Aim to characterize differentially expressed miRNAS between healthy Norwegian Forest cats and healthy Domestic Shorthair cats, and to compare with cats with hypertropic cardiomyopathy (HCM) Six neutered healthy cats, three male domestic cats (DOM) and one male and two female Norwegian Forest (NF) cats were included. Each healthy cat was matched (breed, sex, age, body-weight and body condition score) with a cat with HCM. The dataset includes the miRDeep2 report, rawcounts miRNAs, differentially expressed miRNAs for contrasts compared using DESeq2, human and feline target genes producing messenger RNA (mRNA) and gene ontology analysis (GO) for these 12 cats.

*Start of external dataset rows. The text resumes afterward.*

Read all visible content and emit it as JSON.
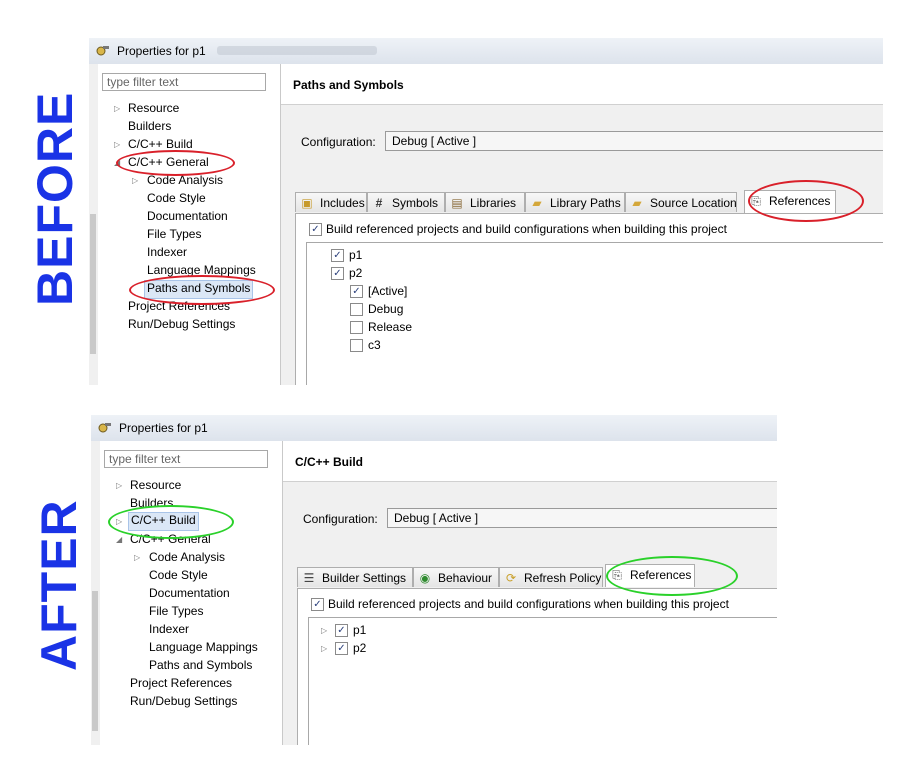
{
  "labels": {
    "before": "BEFORE",
    "after": "AFTER"
  },
  "colors": {
    "label_blue": "#1a33e6",
    "oval_red": "#d9202a",
    "oval_green": "#2ad12a",
    "selection": "#dbe7f6"
  },
  "before": {
    "window_title": "Properties for p1",
    "filter_placeholder": "type filter text",
    "nav": [
      "Resource",
      "Builders",
      "C/C++ Build",
      "C/C++ General",
      "Code Analysis",
      "Code Style",
      "Documentation",
      "File Types",
      "Indexer",
      "Language Mappings",
      "Paths and Symbols",
      "Project References",
      "Run/Debug Settings"
    ],
    "page_title": "Paths and Symbols",
    "config_label": "Configuration:",
    "config_value": "Debug  [ Active ]",
    "tabs": [
      {
        "label": "Includes",
        "icon": "includes-icon"
      },
      {
        "label": "Symbols",
        "icon": "hash-icon"
      },
      {
        "label": "Libraries",
        "icon": "libraries-icon"
      },
      {
        "label": "Library Paths",
        "icon": "folder-icon"
      },
      {
        "label": "Source Location",
        "icon": "folder-icon"
      },
      {
        "label": "References",
        "icon": "references-icon"
      }
    ],
    "build_ref_label": "Build referenced projects and build configurations when building this project",
    "refs": [
      "p1",
      "p2",
      "[Active]",
      "Debug",
      "Release",
      "c3"
    ]
  },
  "after": {
    "window_title": "Properties for p1",
    "filter_placeholder": "type filter text",
    "nav": [
      "Resource",
      "Builders",
      "C/C++ Build",
      "C/C++ General",
      "Code Analysis",
      "Code Style",
      "Documentation",
      "File Types",
      "Indexer",
      "Language Mappings",
      "Paths and Symbols",
      "Project References",
      "Run/Debug Settings"
    ],
    "page_title": "C/C++ Build",
    "config_label": "Configuration:",
    "config_value": "Debug  [ Active ]",
    "tabs": [
      {
        "label": "Builder Settings",
        "icon": "list-icon"
      },
      {
        "label": "Behaviour",
        "icon": "radio-icon"
      },
      {
        "label": "Refresh Policy",
        "icon": "refresh-icon"
      },
      {
        "label": "References",
        "icon": "references-icon"
      }
    ],
    "build_ref_label": "Build referenced projects and build configurations when building this project",
    "refs": [
      "p1",
      "p2"
    ]
  }
}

Whole blood was collected in PAXgene blood RNA System frozen and stored in -20 °C until date of RNA-extraction for a median storage time of 177 days. Total RNA was extracted. Samples with an RNA integrity number (RIN)-value of 7.7 or higher were included in the study. Libraries were prepared and quantified and normalized prior sequencing. Paired-end sequencing data was generated. Bioformatic data processing and count genertion of known and novel miRNAs in cats were identified using miRDeep2. Mature miRNA and hairpin sequences were downloaded from miRBase with human as main reference, an mouse and dog assigned as close relatives. Main reference miRNAs identified in the dataset were classified as predicted known miRNAs, and miRNAs previously not described in the main reference were classified as novel miRNAs by miRDeep2. Only novel miRNAs with a miRDeep2 score of >5.0 was included in the count-file generated for subsequent differently expressed (DE)-analyses. Identification of DE miRNAs were performed in DESeq2. Number of variables 6: breed, age, sex, body-weight, body condition score, healthy or hypertrophic cardiomyopathy. The compiled files gives an overview of the data set. Compiled Excel file “miRDeep2_counts_DEsignmiRNAcontrasts_compiled” is a compiled file with the miRDeep2 report, raw counts of miRNAs and the differentially expressed miRNAs found in the dataset. The following nine csv-files are named miR_ and the name of the file in the compiled Excel file. Compiled Excel file “Target_HumanGOmiRNA_Feline_GOmiRNA_compiled” is a compiled file with the human and feline target genes producing messenger RNA for the differentially expressed miRNAs found in the dataset, gene ontology analysis of these miRNAS both for human and feline genes. The following nineteen csv-files are named Target_ and the name of the file in the compiled Excel file.